Indian Oil shares oversubscribed in Sri Lanka
Tuesday, November 30 2004 13:49 Hrs (IST)

Colombo: The Indian Oil Company's attempt to raise $ 35 million for its Sri Lanka operation has been a huge success with the company's Initial Public Offering (IPO) being oversubscribed by over six times.

Lanka IOC had hoped to issue 100 million shares of Rs 10 each at a premium of Rs 13 to 17 under a unique bidding scheme where investors could ask for shares at prices raging from Rs 23 to 27 per share.
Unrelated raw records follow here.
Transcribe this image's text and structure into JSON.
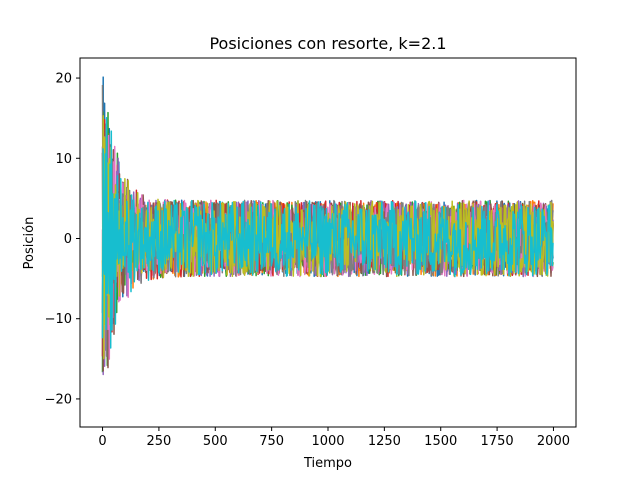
{
  "chart_data": {
    "type": "line",
    "title": "Posiciones con resorte, k=2.1",
    "xlabel": "Tiempo",
    "ylabel": "Posición",
    "xlim": [
      -100,
      2100
    ],
    "ylim": [
      -23.5,
      22.5
    ],
    "xticks": [
      0,
      250,
      500,
      750,
      1000,
      1250,
      1500,
      1750,
      2000
    ],
    "yticks": [
      -20,
      -10,
      0,
      10,
      20
    ],
    "xtick_labels": [
      "0",
      "250",
      "500",
      "750",
      "1000",
      "1250",
      "1500",
      "1750",
      "2000"
    ],
    "ytick_labels": [
      "−20",
      "−10",
      "0",
      "10",
      "20"
    ],
    "grid": false,
    "legend": "none",
    "n_series": 10,
    "x_range": [
      0,
      2000
    ],
    "initial_amplitude": 21,
    "steady_state_band": [
      -5,
      5
    ],
    "decay_time": 60,
    "colors": [
      "#1f77b4",
      "#ff7f0e",
      "#2ca02c",
      "#d62728",
      "#9467bd",
      "#8c564b",
      "#e377c2",
      "#7f7f7f",
      "#bcbd22",
      "#17becf"
    ]
  }
}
"Initial indications are that the IPO is at least six times oversubscribed," the Secretaries to the issue, SSP Corporate Services, said even as more applications received in the mail were being processed.

The objective of the IPO was to raise money to fund the company's capital expenditure commitments during the next two years.

The company wants to spend $ 15 million on improving filling stations while another $ 15 million will go to refurbish 35 to 40 oil storage tanks at the China Bay, in Trincomalee.

The balance $ 5 million will go to set up a blending plant for lubricant oils and vehicle fuel additives in Trincomalee. Any shortfall in funding will be met with internally generated cash and debt.

Lanka IOC enjoys a 10-year tax holiday in Sri Lanka. All its capital goods imports are also duty-free.